Damals gab es in der Schweiz jeden Tag fast fünf (4.8) Verkehrstote und über hundert (102) Verletzte. Heute sind es 0.6 bzw. 58 und die Gründe dafür sind ausgesprochen unsexy. Es sind Aufklärungskampagnen und Alkoholgrenzwerte, Geschwindigkeitskontrollen, Bussen, verbesserte Fahrschulen, Airbags, ABS, Tempolimiten, Verkehrsreglemente, die tägliche Arbeit der Polizei, Plakatkampagnen und das Frauenstimmrecht.
Moment, das Frauenstimmrecht? Jawoll. Testosteron bewirkt risikofreudiges Verhalten. Darum bauen junge Männer die meisten Unfälle. Bei der Abstimmung über die Einführung der Gurten-Pflicht sagte die Stimmbevölkerung 1981 mit 51,5% knapp Ja. Es ist keine besonders kühne Behauptung, dass ohne Frauen ein Nein resultiert hätte.

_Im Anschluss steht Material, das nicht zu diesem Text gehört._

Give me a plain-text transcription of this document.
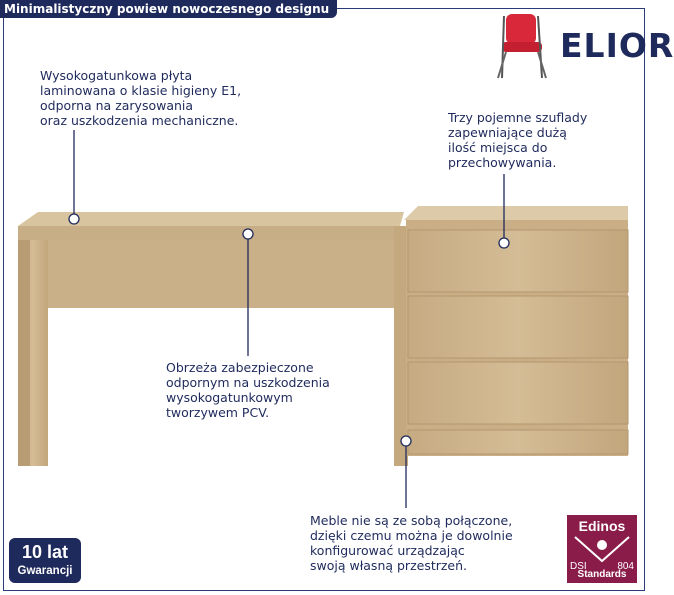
Minimalistyczny powiew nowoczesnego designu
ELIOR

Wysokogatunkowa płyta
laminowana o klasie higieny E1,
odporna na zarysowania
oraz uszkodzenia mechaniczne.	Trzy pojemne szuflady
zapewniające dużą
ilość miejsca do
przechowywania.

Obrzeża zabezpieczone
odpornym na uszkodzenia
wysokogatunkowym
tworzywem PCV.

Meble nie są ze sobą połączone,
dzięki czemu można je dowolnie
konfigurować urządzając
swoją własną przestrzeń.

10 lat
Gwarancji
Edinos
DSI	804
Standards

Weltweit sterben heute mehr Menschen an Verkehrsunfällen als an Kriegen, Drogen und vielen Krankheiten. Natürlich gibt es einige Halbstarke, die den Adrenalinkick zurück haben wollen. Aber die können gefälligst Achterbahn fahren, verschimmelte Joghurts essen oder ihre Firewall deinstallieren. Für alle anderen gibt’s nichts angenehmeres, als möglichst sicheren Verkehr, der einfach so funktioniert.